Change /etc/inittab so that it looks like:
   ::sysinit:/etc/rcS
   ::once:/etc/rcHttp
   ::once:/opt/ssh/sbin/sshd
   ::once:/etc/rcStartStingray
   ::once:/etc/rcADSL
Now create the /etc/rcHttp file as:
   #!/bin/ash
   mount -t ext3 /dev/hda4 /mnt
   cd /mnt
   exec /sbin/mini_httpd
And make sure its executable (ie. chmod 700 /etc/rcHttp).
So now when the box starts up it will begin the motions of connecting to your ISP, but at the same time it will trying to mount your ext3 partition. If you're lucky the mount will have completed and mini_httpd will have started by the time the ISP connection is made.

Notes

  • The root partition is mounted read-only.
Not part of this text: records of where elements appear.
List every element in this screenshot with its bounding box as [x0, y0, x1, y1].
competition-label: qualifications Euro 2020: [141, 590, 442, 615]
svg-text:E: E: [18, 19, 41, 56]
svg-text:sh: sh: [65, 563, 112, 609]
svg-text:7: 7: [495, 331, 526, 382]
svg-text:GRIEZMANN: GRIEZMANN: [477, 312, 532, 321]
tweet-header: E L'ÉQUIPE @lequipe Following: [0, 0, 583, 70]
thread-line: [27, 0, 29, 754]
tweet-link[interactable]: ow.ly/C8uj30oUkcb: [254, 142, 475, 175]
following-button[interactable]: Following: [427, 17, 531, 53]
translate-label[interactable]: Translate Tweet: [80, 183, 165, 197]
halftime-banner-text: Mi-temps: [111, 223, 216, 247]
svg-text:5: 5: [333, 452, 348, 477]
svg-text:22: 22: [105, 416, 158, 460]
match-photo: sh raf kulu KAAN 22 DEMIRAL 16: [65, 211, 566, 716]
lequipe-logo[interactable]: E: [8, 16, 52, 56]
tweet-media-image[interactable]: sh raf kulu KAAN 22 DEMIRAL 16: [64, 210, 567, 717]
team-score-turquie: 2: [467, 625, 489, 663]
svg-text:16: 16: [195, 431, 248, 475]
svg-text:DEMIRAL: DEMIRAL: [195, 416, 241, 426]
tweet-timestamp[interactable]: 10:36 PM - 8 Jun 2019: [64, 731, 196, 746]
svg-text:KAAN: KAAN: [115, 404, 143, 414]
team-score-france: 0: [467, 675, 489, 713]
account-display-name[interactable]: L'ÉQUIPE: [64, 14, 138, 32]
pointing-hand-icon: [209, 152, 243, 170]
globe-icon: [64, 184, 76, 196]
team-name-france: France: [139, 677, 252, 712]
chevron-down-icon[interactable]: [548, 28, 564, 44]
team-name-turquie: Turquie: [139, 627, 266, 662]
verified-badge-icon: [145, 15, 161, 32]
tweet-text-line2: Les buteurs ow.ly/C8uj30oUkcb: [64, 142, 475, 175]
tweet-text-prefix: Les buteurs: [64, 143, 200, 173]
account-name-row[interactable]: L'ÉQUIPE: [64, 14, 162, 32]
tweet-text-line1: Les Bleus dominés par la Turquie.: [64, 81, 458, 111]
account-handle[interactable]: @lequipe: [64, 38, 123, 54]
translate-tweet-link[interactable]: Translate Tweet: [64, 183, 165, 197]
If you need to make changes to any files you will need to log in as root and remount the root fs read/write , make the changes, then remount it read-only:
       eg.   mount -o remount,rw /
             vi /etc/hosts
             mount -o remount,ro /
    
  • When you first try to login using ssh it will hang for a long time. It's trying to do a reverse lookup on the machine that you're connecting from. If you don't want the delay then add the name and ip of your ssh client system into /etc/hosts:
       10.0.0.99    mypc
    
    For that matter, you should probably add in names and IPs for each LAN card you have on the system.
  • The firewall rules in /etc/rcFirewall are only meant as a starting point. I suggest you search the web for more information and amend the rules as appropriate. In fact you may have problems connecting anywhere until you change them.
  • I find that my ADSL provider's ppp name authentication doesn't work correctly all the time. I'll often get:
       LCP terminated by peer
    
    in /var/adm/messages and consequently pppd dies. I then have to log in, and just type 'pppd' and check /var/adm/messages repeatedly.